By Jean Brown
For The Salisbury Post
There is a saying: “If you have one good friend, you are a lucky person.”
More than 50 years ago, several young ladies decided that they wanted to start a canasta card club and invite some of their friends over to learn how to play the game. Back then, we were in the early marriage stage and were spending much of our time raising our families. Planning a night out with the girls sounded like a wonderful time.
As time went by, a few girls would leave the club to move to another city or state and then return at their retirement back to Salisbury and Rowan County. When an opening in the club was available, they were in line to get the spot.
Several years after the club started, bridge was mentioned. Only a few knew how to play it, so they said they would teach us how. Thus began the Bridge Brunch. We had three tables and met every other Wednesday night, taking turns at our homes. If you happened to be in a family way, you tried to have the baby on Thursday morning or that weekend so you could be back at the club on the next meeting night. Needless to say, some of the husbands were not too excited to be left with a small baby. But they soon learned the ins and outs of changing diapers and feeding them when they cried.
In 1961, a group of the “girls” went to Lutheridge with Jean Rufty to their cabin there. It was wonderful to lie in the sun and talk about where we were going to eat that night.
On special occasions like Christmas, we would invite our husbands to join the girls at the Franklin Community Center in Spencer to party and enjoy good food. We always ha some great games ready to play. Alcoholic beverages were never part of our club parties.
When we had couples parties in our homes, we always invited old members who used to be in our club. We had the opportunity to sit and talk with each other. We felt that our friendship was all we needed (plus refreshments) to have a good time.
Some good stories have surfaced since we discussed putting an article in the Salisbury Post about our club. One night at a member’s home, a small mouse came up the hall and sat and looked at us playing cards. Of course, some girls were alarmed. But two of us jumped up and grabbed a broom.
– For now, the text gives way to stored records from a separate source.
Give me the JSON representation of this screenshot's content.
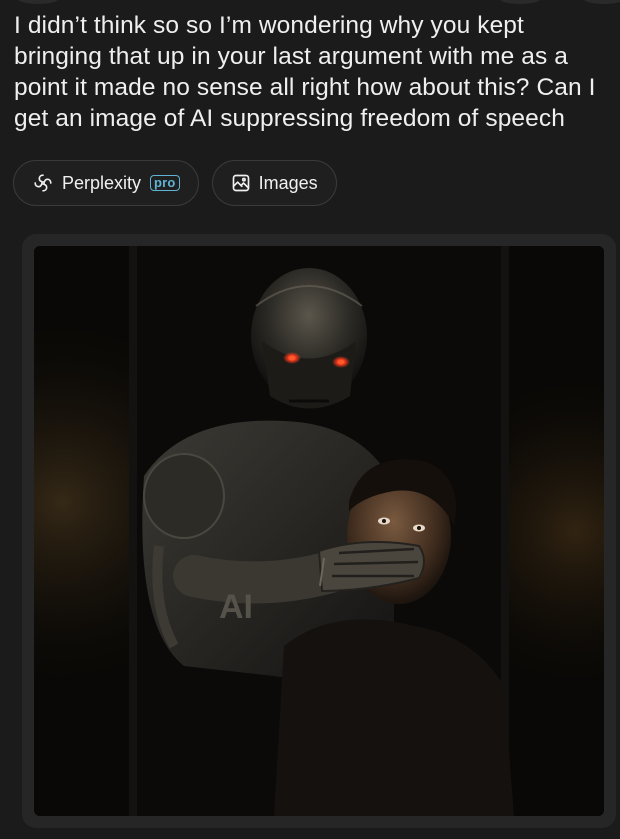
{
  "message": {
    "text": "I didn’t think so so I’m wondering why you kept bringing that up in your last argument with me as a point it made no sense all right how about this? Can I get an image of AI suppressing freedom of speech"
  },
  "sources": {
    "perplexity": {
      "label": "Perplexity",
      "badge": "pro",
      "icon": "perplexity-logo-icon"
    },
    "images": {
      "label": "Images",
      "icon": "image-icon"
    }
  },
  "generated_image": {
    "chest_text": "AI",
    "accent_color": "#ff3b1c"
  }
}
It wasn’t long before the mouse had determined he was not wanted and left in a hurry.
Another time at the same home, one of our members, Jean Rufty, wanted to serve us a special dessert that she had brought. She placed the small bowls at each table and knowing Jean, we all took a curious look at what was in them. We asked what it was and no one would take a guess or a bite. Finally, she broke out laughing and said it was only chocolate-covered ants. We were aware of former tricks she had played on us and we were not taking any chances.
No one tried the delicacy.
When the kids got older, we had an opportunity to plan a beach trip. We took two carloads of girls and headed out. Back then, we all looked good in our swimsuits. We went to Wacamaw Pottery and loaded up with purchases.
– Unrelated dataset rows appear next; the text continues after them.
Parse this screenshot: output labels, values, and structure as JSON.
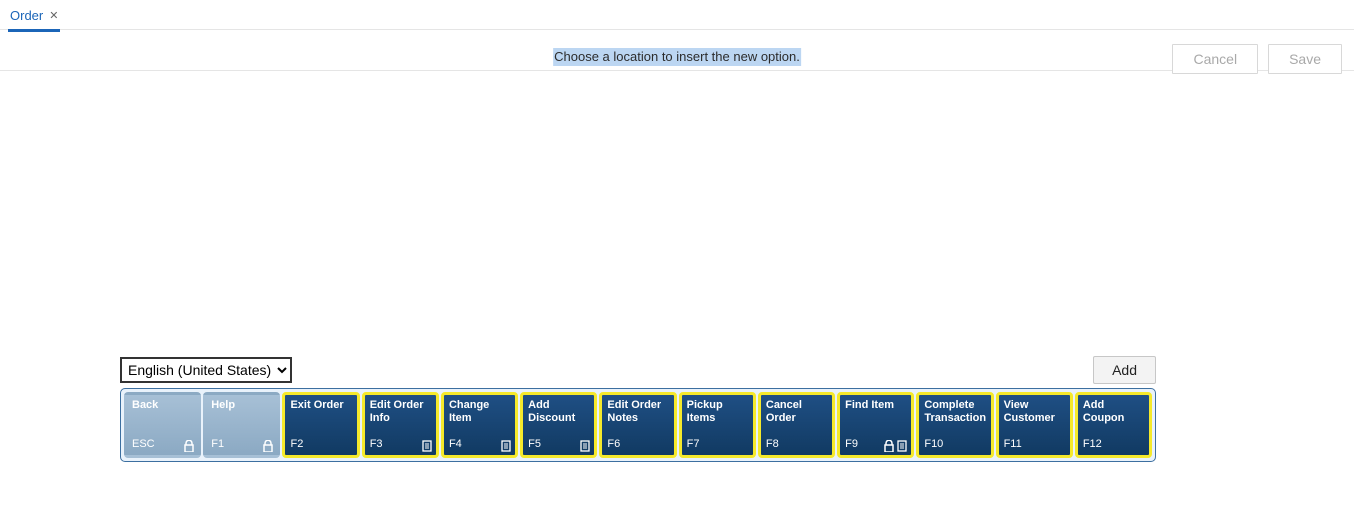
{
  "tab": {
    "label": "Order"
  },
  "header": {
    "instruction": "Choose a location to insert the new option.",
    "cancel": "Cancel",
    "save": "Save"
  },
  "language": {
    "selected": "English (United States)",
    "options": [
      "English (United States)"
    ]
  },
  "add_label": "Add",
  "fkeys": [
    {
      "label": "Back",
      "key": "ESC",
      "enabled": false,
      "lock": true,
      "aux": false
    },
    {
      "label": "Help",
      "key": "F1",
      "enabled": false,
      "lock": true,
      "aux": false
    },
    {
      "label": "Exit Order",
      "key": "F2",
      "enabled": true,
      "lock": false,
      "aux": false
    },
    {
      "label": "Edit Order Info",
      "key": "F3",
      "enabled": true,
      "lock": false,
      "aux": true
    },
    {
      "label": "Change Item",
      "key": "F4",
      "enabled": true,
      "lock": false,
      "aux": true
    },
    {
      "label": "Add Discount",
      "key": "F5",
      "enabled": true,
      "lock": false,
      "aux": true
    },
    {
      "label": "Edit Order Notes",
      "key": "F6",
      "enabled": true,
      "lock": false,
      "aux": false
    },
    {
      "label": "Pickup Items",
      "key": "F7",
      "enabled": true,
      "lock": false,
      "aux": false
    },
    {
      "label": "Cancel Order",
      "key": "F8",
      "enabled": true,
      "lock": false,
      "aux": false
    },
    {
      "label": "Find Item",
      "key": "F9",
      "enabled": true,
      "lock": true,
      "aux": true
    },
    {
      "label": "Complete Transaction",
      "key": "F10",
      "enabled": true,
      "lock": false,
      "aux": false
    },
    {
      "label": "View Customer",
      "key": "F11",
      "enabled": true,
      "lock": false,
      "aux": false
    },
    {
      "label": "Add Coupon",
      "key": "F12",
      "enabled": true,
      "lock": false,
      "aux": false
    }
  ],
  "colors": {
    "tab_active": "#1b65b8",
    "fkey_highlight": "#f5e92b",
    "fkey_bg_top": "#1f4f84",
    "fkey_bg_bottom": "#113a62",
    "fkey_disabled_top": "#a7c0d6"
  }
}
On the way home, we were stopped by a patrolman for a car check. The girls in the back seat were loaded up to the ceiling with bags on their laps. When he looked in our window, he shook his head and said, “No need to check you ladies; I can tell where you have been. Have a safe trip home!”
Food was each member’s specialty. Each one tried to surprise the club with the most delicious dessert. One winter night when the weather was supposed to be sleet and snow after midnight, we headed out and as soon as we arrived at the hostess’ home, it started to sleet. Nancy met us at the door and declared, “You can’t leave me with all this food!”
So we all grabbed a plate and some food and sat down and ate it. It probably took us 10-15 minutes and we were on our way home.
Nine of our club members have celebrated their 50th wedding anniversaries. They are Jean and Charlie Rufty, Ann and Troy Kesler, Jim and Jean Brown, Alma and Frank Bumgardner, Ermine and Herman Peeler, Peggy and George Cruse, Peggy Jo and Herman Anderson, Edith and Haynes Sims, and Millie and Johnnie Lentz.
Linda and Buddy Lowman, Nancy and Sonny Lippard, Tzena and Charlie Whicker have many years of marriage; and Barbara and Harold Rufty had 48 years before his death.
We were saddened by the loss of one of our members, Peggy Pless of Spencer.
Our club motto has always been: “If you cannot say something good about a person, don’t say it.”
The Lord has blessed us with special friends who are always there when you need them. Could there be anything in this world that could be more special than a friend who loves you regardless?